Ealing and Northfield

Accountability is a two-way street

This week the Ealing & Acton Gazette published a letter from an Ann Pavett. In it she essentially challenges Councillor Mark Reen that he will face the wrath of voters for having the temerity to speak in favour of the Dickens Yard scheme. She says:

Councillor Mark Reen should indeed be feeling uncomfortable that his views are not in accord with a great many residents on the issue of the Dicken’s Yard Development.

I believe in democracy and as far as I am concerned we elect people to office and award them money to broadly represent our wishes.

If it becomes apparent that they are not representing our wishes we vote them out of office.

She is quite right to point out that councillors are accountable to their electorates. Pavett herself fails to point out that she has a role in Save Ealing’s Centre (SEC).

SEC are a group of unaccountable activists who refuse to identify themselves on their website and refuse to publish minutes of their meeting or even publish notices of meetings or invite public participation. It seems the council organises public participation and unaccountable SEC throws rocks from the sides. Until SEC identify themselves it is too easy to write them off as a small group of people with big houses in the centre of Ealing who represent a very narrow interest.
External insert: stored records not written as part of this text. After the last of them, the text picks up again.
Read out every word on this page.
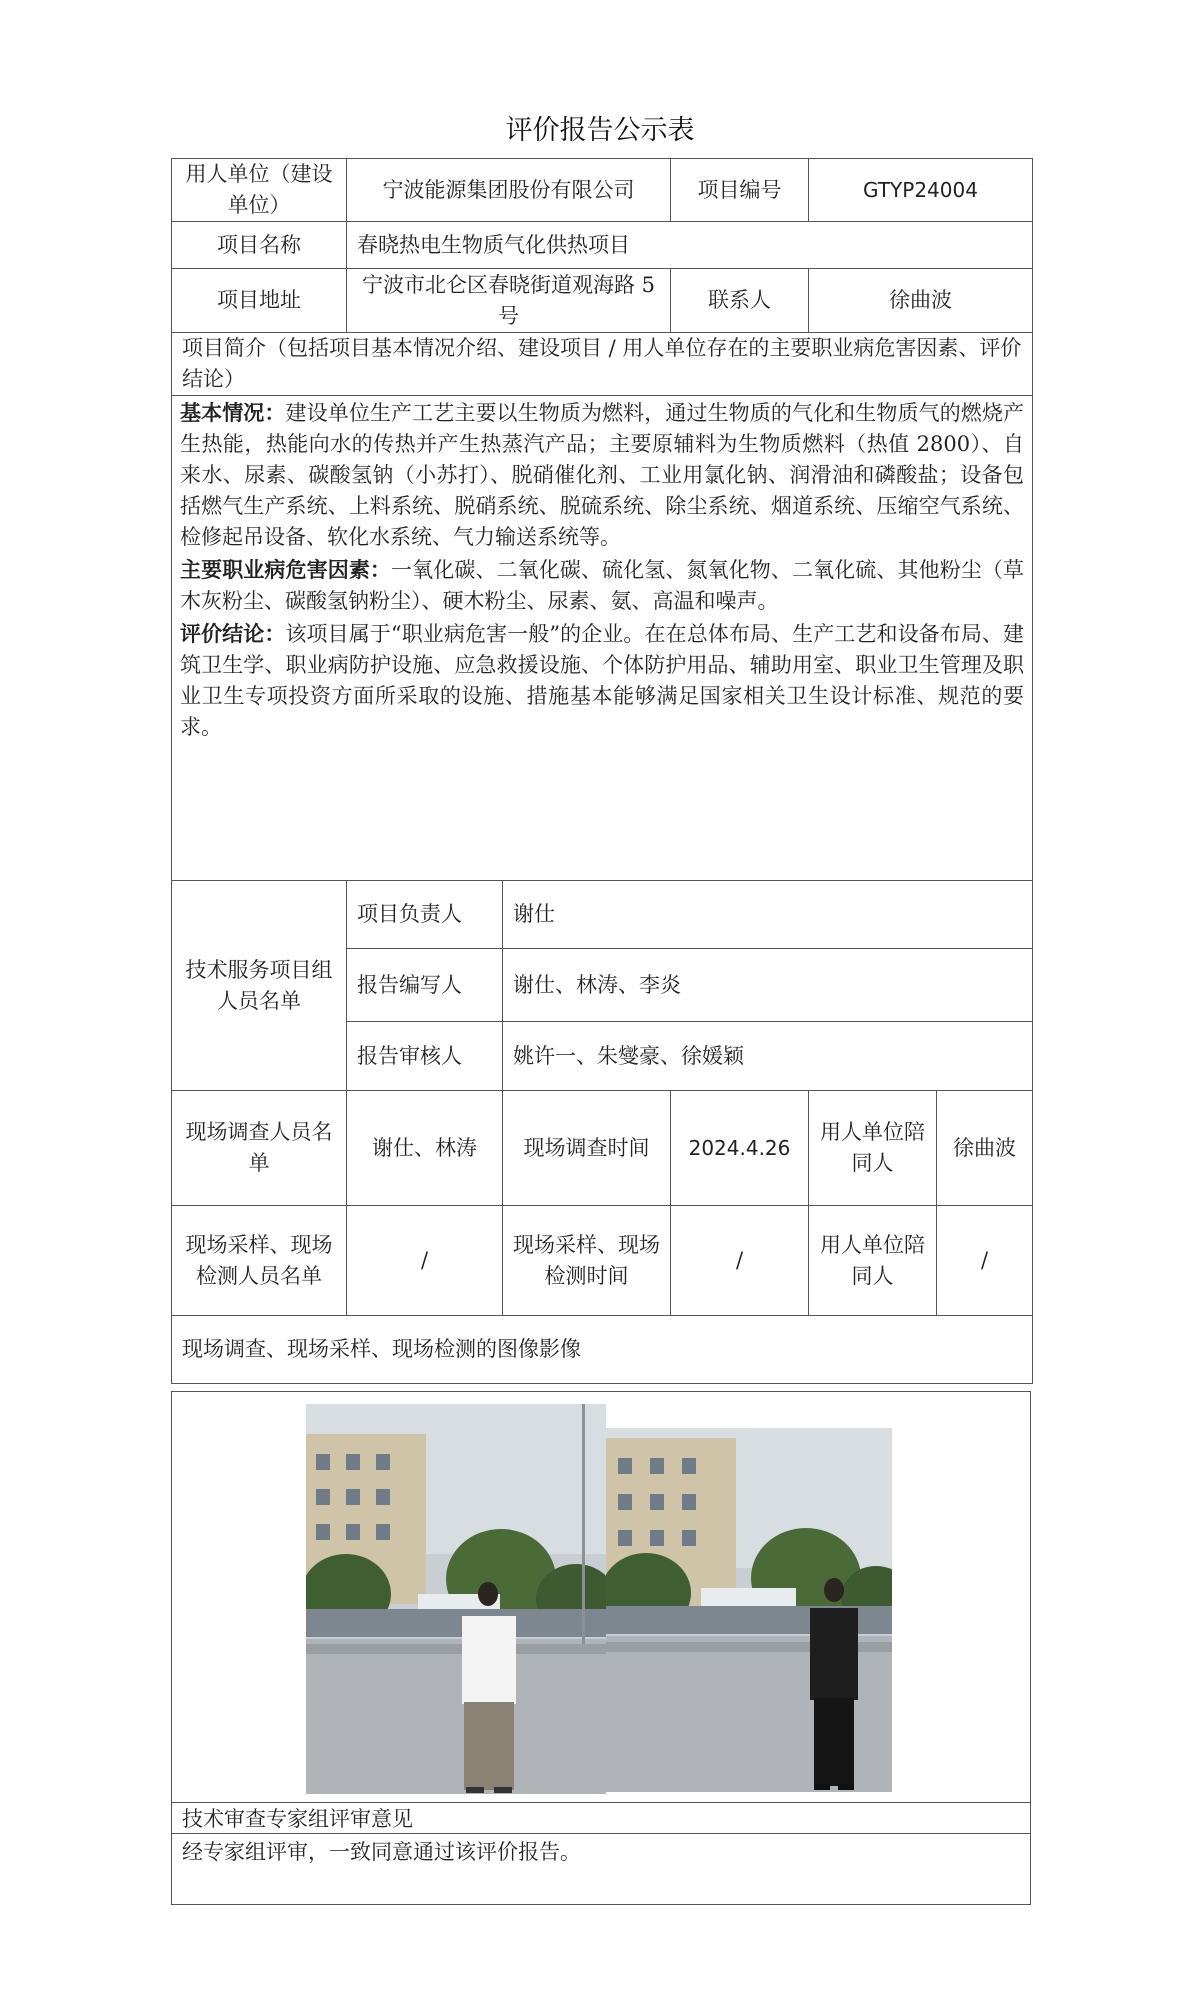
评价报告公示表
用人单位（建设单位）	宁波能源集团股份有限公司		项目编号	GTYP24004	
项目名称	春晓热电生物质气化供热项目				
项目地址	宁波市北仑区春晓街道观海路 5 号		联系人	徐曲波	
项目简介（包括项目基本情况介绍、建设项目 / 用人单位存在的主要职业病危害因素、评价结论）					

基本情况：建设单位生产工艺主要以生物质为燃料，通过生物质的气化和生物质气的燃烧产生热能，热能向水的传热并产生热蒸汽产品；主要原辅料为生物质燃料（热值 2800）、自来水、尿素、碳酸氢钠（小苏打）、脱硝催化剂、工业用氯化钠、润滑油和磷酸盐；设备包括燃气生产系统、上料系统、脱硝系统、脱硫系统、除尘系统、烟道系统、压缩空气系统、检修起吊设备、软化水系统、气力输送系统等。

主要职业病危害因素：一氧化碳、二氧化碳、硫化氢、氮氧化物、二氧化硫、其他粉尘（草木灰粉尘、碳酸氢钠粉尘）、硬木粉尘、尿素、氨、高温和噪声。

评价结论：该项目属于“职业病危害一般”的企业。在在总体布局、生产工艺和设备布局、建筑卫生学、职业病防护设施、应急救援设施、个体防护用品、辅助用室、职业卫生管理及职业卫生专项投资方面所采取的设施、措施基本能够满足国家相关卫生设计标准、规范的要求。					

技术服务项目组人员名单	项目负责人	谢仕			
	报告编写人	谢仕、林涛、李炎			
	报告审核人	姚许一、朱燮豪、徐媛颖			
现场调查人员名单	谢仕、林涛	现场调查时间	2024.4.26	用人单位陪同人	徐曲波
现场采样、现场检测人员名单	/	现场采样、现场检测时间	/	用人单位陪同人	/
现场调查、现场采样、现场检测的图像影像					
技术审查专家组评审意见
经专家组评审，一致同意通过该评价报告。
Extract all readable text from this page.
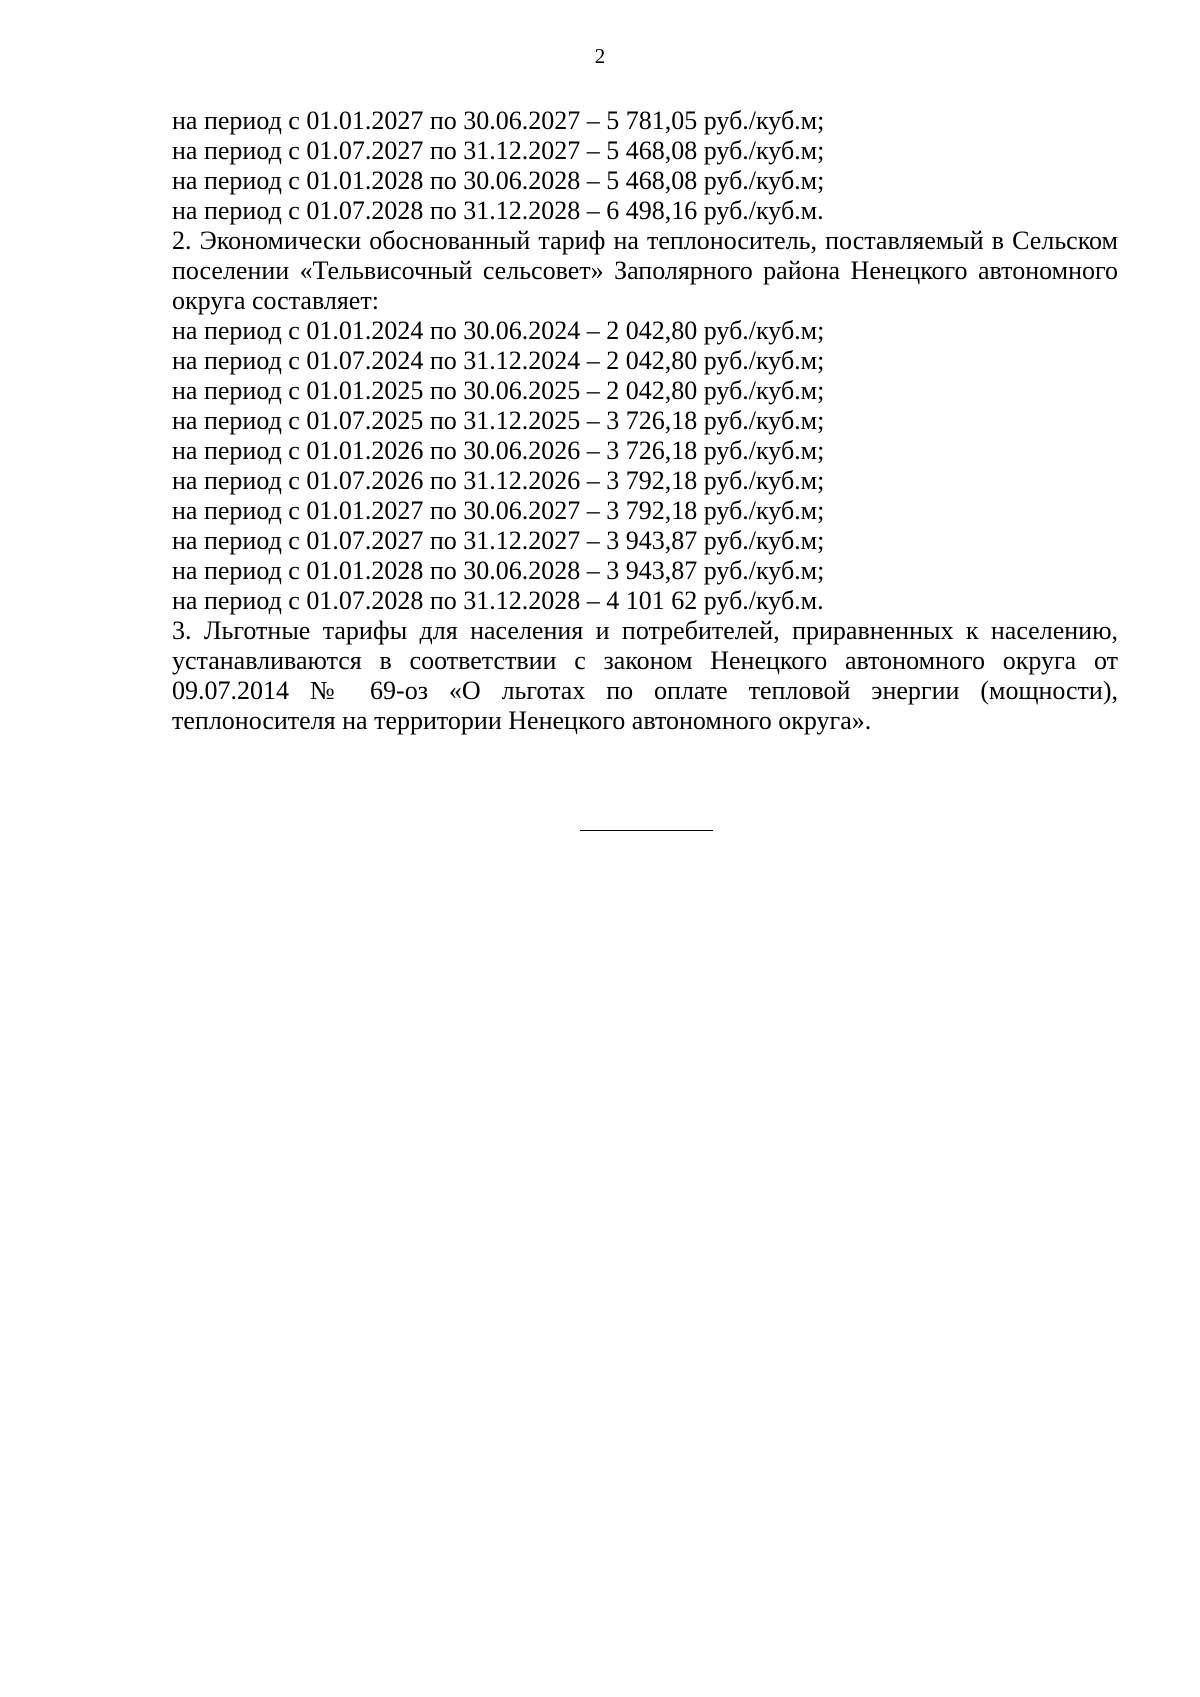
2
на период с 01.01.2027 по 30.06.2027 – 5 781,05 руб./куб.м;
на период с 01.07.2027 по 31.12.2027 – 5 468,08 руб./куб.м;
на период с 01.01.2028 по 30.06.2028 – 5 468,08 руб./куб.м;
на период с 01.07.2028 по 31.12.2028 – 6 498,16 руб./куб.м.
2. Экономически обоснованный тариф на теплоноситель, поставляемый в Сельском поселении «Тельвисочный сельсовет» Заполярного района Ненецкого автономного округа составляет:
на период с 01.01.2024 по 30.06.2024 – 2 042,80 руб./куб.м;
на период с 01.07.2024 по 31.12.2024 – 2 042,80 руб./куб.м;
на период с 01.01.2025 по 30.06.2025 – 2 042,80 руб./куб.м;
на период с 01.07.2025 по 31.12.2025 – 3 726,18 руб./куб.м;
на период с 01.01.2026 по 30.06.2026 – 3 726,18 руб./куб.м;
на период с 01.07.2026 по 31.12.2026 – 3 792,18 руб./куб.м;
на период с 01.01.2027 по 30.06.2027 – 3 792,18 руб./куб.м;
на период с 01.07.2027 по 31.12.2027 – 3 943,87 руб./куб.м;
на период с 01.01.2028 по 30.06.2028 – 3 943,87 руб./куб.м;
на период с 01.07.2028 по 31.12.2028 – 4 101 62 руб./куб.м.
3. Льготные тарифы для населения и потребителей, приравненных к населению, устанавливаются в соответствии с законом Ненецкого автономного округа от 09.07.2014 № 69-оз «О льготах по оплате тепловой энергии (мощности), теплоносителя на территории Ненецкого автономного округа».
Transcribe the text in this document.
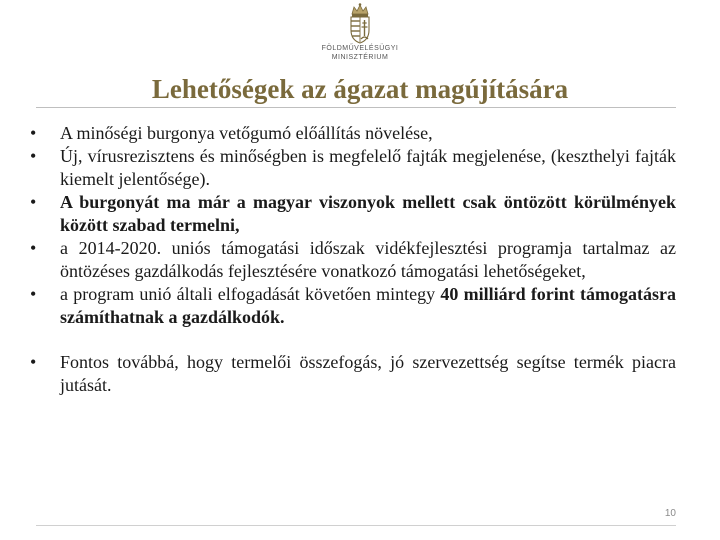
FÖLDMŰVELÉSÜGYI
MINISZTÉRIUM
Lehetőségek az ágazat magújítására
•	A minőségi burgonya vetőgumó előállítás növelése,
•	Új, vírusrezisztens és minőségben is megfelelő fajták megjelenése, (keszthelyi fajták kiemelt jelentősége).
•	A burgonyát ma már a magyar viszonyok mellett csak öntözött körülmények között szabad termelni,
•	a 2014-2020. uniós támogatási időszak vidékfejlesztési programja tartalmaz az öntözéses gazdálkodás fejlesztésére vonatkozó támogatási lehetőségeket,
•	a program unió általi elfogadását követően mintegy 40 milliárd forint támogatásra számíthatnak a gazdálkodók.
•	Fontos továbbá, hogy termelői összefogás, jó szervezettség segítse termék piacra jutását.
10
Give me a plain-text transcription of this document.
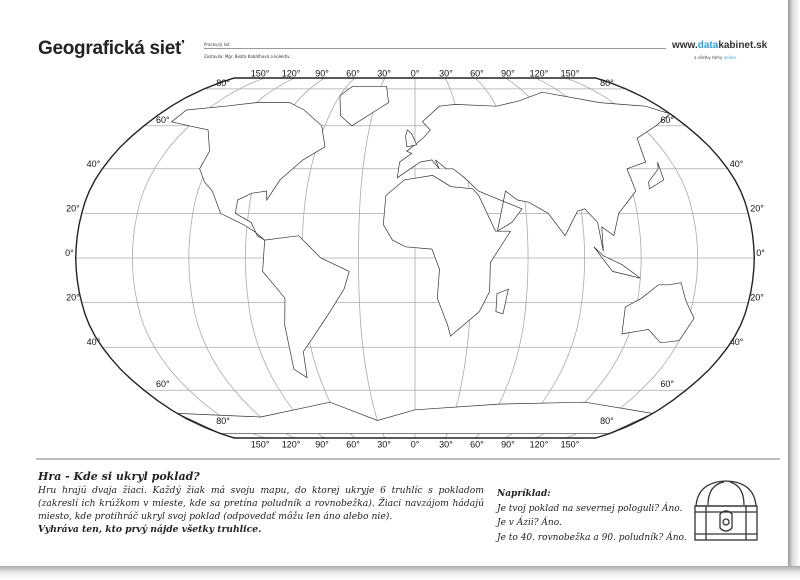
Geografická sieť	Pracovný list
Zostavila: Mgr. Beáta Kabáthová a kolektív
www.datakabinet.sk
a všetky témy online
150°
150°
120°
120°
90°
90°
60°
60°
30°
30°
0°
0°
30°
30°
60°
60°
90°
90°
120°
120°
150°
150°
80°	80°
60°	60°
40°	40°
20°	20°
0°	0°
20°	20°
40°	40°
60°	60°
80°	80°
Hra - Kde si ukryl poklad?

Hru hrajú dvaja žiaci. Každý žiak má svoju mapu, do ktorej ukryje 6 truhlíc s pokladom (zakreslí ich krúžkom v mieste, kde sa pretína poludník a rovnobežka). Žiaci navzájom hádajú miesto, kde protihráč ukryl svoj poklad (odpovedať môžu len áno alebo nie).
Vyhráva ten, kto prvý nájde všetky truhlice.

Napríklad:
Je tvoj poklad na severnej pologuli? Áno.
Je v Ázii? Áno.
Je to 40. rovnobežka a 90. poludník? Áno.
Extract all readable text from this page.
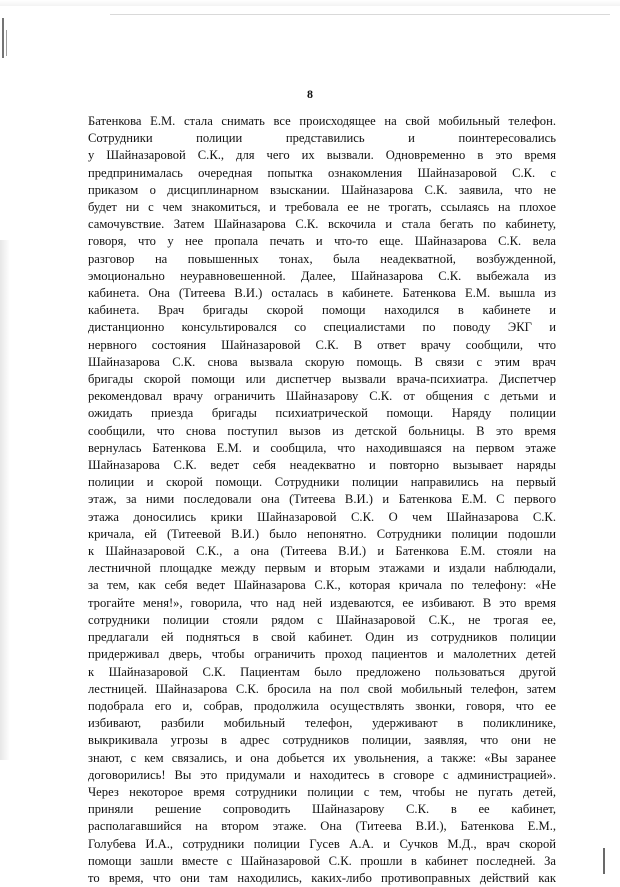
8

Батенкова Е.М. стала снимать все происходящее на свой мобильный телефон.
Сотрудники полиции представились и поинтересовались
у Шайназаровой С.К., для чего их вызвали. Одновременно в это время
предпринималась очередная попытка ознакомления Шайназаровой С.К. с
приказом о дисциплинарном взыскании. Шайназарова С.К. заявила, что не
будет ни с чем знакомиться, и требовала ее не трогать, ссылаясь на плохое
самочувствие. Затем Шайназарова С.К. вскочила и стала бегать по кабинету,
говоря, что у нее пропала печать и что-то еще. Шайназарова С.К. вела
разговор на повышенных тонах, была неадекватной, возбужденной,
эмоционально неуравновешенной. Далее, Шайназарова С.К. выбежала из
кабинета. Она (Титеева В.И.) осталась в кабинете. Батенкова Е.М. вышла из
кабинета. Врач бригады скорой помощи находился в кабинете и
дистанционно консультировался со специалистами по поводу ЭКГ и
нервного состояния Шайназаровой С.К. В ответ врачу сообщили, что
Шайназарова С.К. снова вызвала скорую помощь. В связи с этим врач
бригады скорой помощи или диспетчер вызвали врача-психиатра. Диспетчер
рекомендовал врачу ограничить Шайназарову С.К. от общения с детьми и
ожидать приезда бригады психиатрической помощи. Наряду полиции
сообщили, что снова поступил вызов из детской больницы. В это время
вернулась Батенкова Е.М. и сообщила, что находившаяся на первом этаже
Шайназарова С.К. ведет себя неадекватно и повторно вызывает наряды
полиции и скорой помощи. Сотрудники полиции направились на первый
этаж, за ними последовали она (Титеева В.И.) и Батенкова Е.М. С первого
этажа доносились крики Шайназаровой С.К. О чем Шайназарова С.К.
кричала, ей (Титеевой В.И.) было непонятно. Сотрудники полиции подошли
к Шайназаровой С.К., а она (Титеева В.И.) и Батенкова Е.М. стояли на
лестничной площадке между первым и вторым этажами и издали наблюдали,
за тем, как себя ведет Шайназарова С.К., которая кричала по телефону: «Не
трогайте меня!», говорила, что над ней издеваются, ее избивают. В это время
сотрудники полиции стояли рядом с Шайназаровой С.К., не трогая ее,
предлагали ей подняться в свой кабинет. Один из сотрудников полиции
придерживал дверь, чтобы ограничить проход пациентов и малолетних детей
к Шайназаровой С.К. Пациентам было предложено пользоваться другой
лестницей. Шайназарова С.К. бросила на пол свой мобильный телефон, затем
подобрала его и, собрав, продолжила осуществлять звонки, говоря, что ее
избивают, разбили мобильный телефон, удерживают в поликлинике,
выкрикивала угрозы в адрес сотрудников полиции, заявляя, что они не
знают, с кем связались, и она добьется их увольнения, а также: «Вы заранее
договорились! Вы это придумали и находитесь в сговоре с администрацией».
Через некоторое время сотрудники полиции с тем, чтобы не пугать детей,
приняли решение сопроводить Шайназарову С.К. в ее кабинет,
располагавшийся на втором этаже. Она (Титеева В.И.), Батенкова Е.М.,
Голубева И.А., сотрудники полиции Гусев А.А. и Сучков М.Д., врач скорой
помощи зашли вместе с Шайназаровой С.К. прошли в кабинет последней. За
то время, что они там находились, каких-либо противоправных действий как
4 replies on “Accountability is a two-way street”

Information on SEC (Save Ealing’s Centre) Alliance
The following organisations send a representative to the SEC meetings. This way the organisation is an joint expression of all these bodies who collectively are in contact with approx 12,000 residents of Central and South Ealing, Northfields, Boston and Hanwell. It is an entirely voluntary body and any residents’ association that does not approve of our actions need not continue its membership.

The community groups within SEC include:

n Ascott Avenue Residents’ Association
n Boston Manor Residents’ Association

n Brentham Society

n Central Ealing Residents’ Association

n Chiswick Protection Group
n Creffield Area Residents’ Association

n Ealing Arts + Leisure
n Ealing Civic Society

n Ealing Fields Residents’ Association

n Ealing Friends of the Earth
n Five Roads Forum

n Gordon Road & Surrounding Streets Residents’ Association (GRASS)

n Grange Grove Residents’ Association

n Gunnersbury Avenue Residents’ Association

n Hanger Hill East Residents’ Association
n Hanwell Village Green Conservation Area Residents’ Association
n Kingsdown Residents’ Association

n Madeley Road Residents’ Association
n Neighbours’ Paper

n The Park Community Group

n Pitshanger Community Association

n Walpole Residents’ Association

n Warwick Road Residents’ Association

n West Ealing Neighbours

n Woodville Gardens Residents’ Association


The number of community groups reflects the concern of pressure on local services as well as the proposed change to the nature of Ealing Broadway with the addition of 1,280 flats.
Ealing Hospital and West London Mental Health, responsible for St.Bernards, featured very poorly with the Healthcare Commission surveys.
Local schools like Fielding Junior, ideal for its original 300 pupils, is facing another round of building classrooms, which will take the roll up to 860.


Lets make it clear – the proposed expansion at Fielding has nothing to do with Dickens Yard and everything to do with increased birth rates and higher retention rates in schools. But hey, don’t let the facts spoil an argument!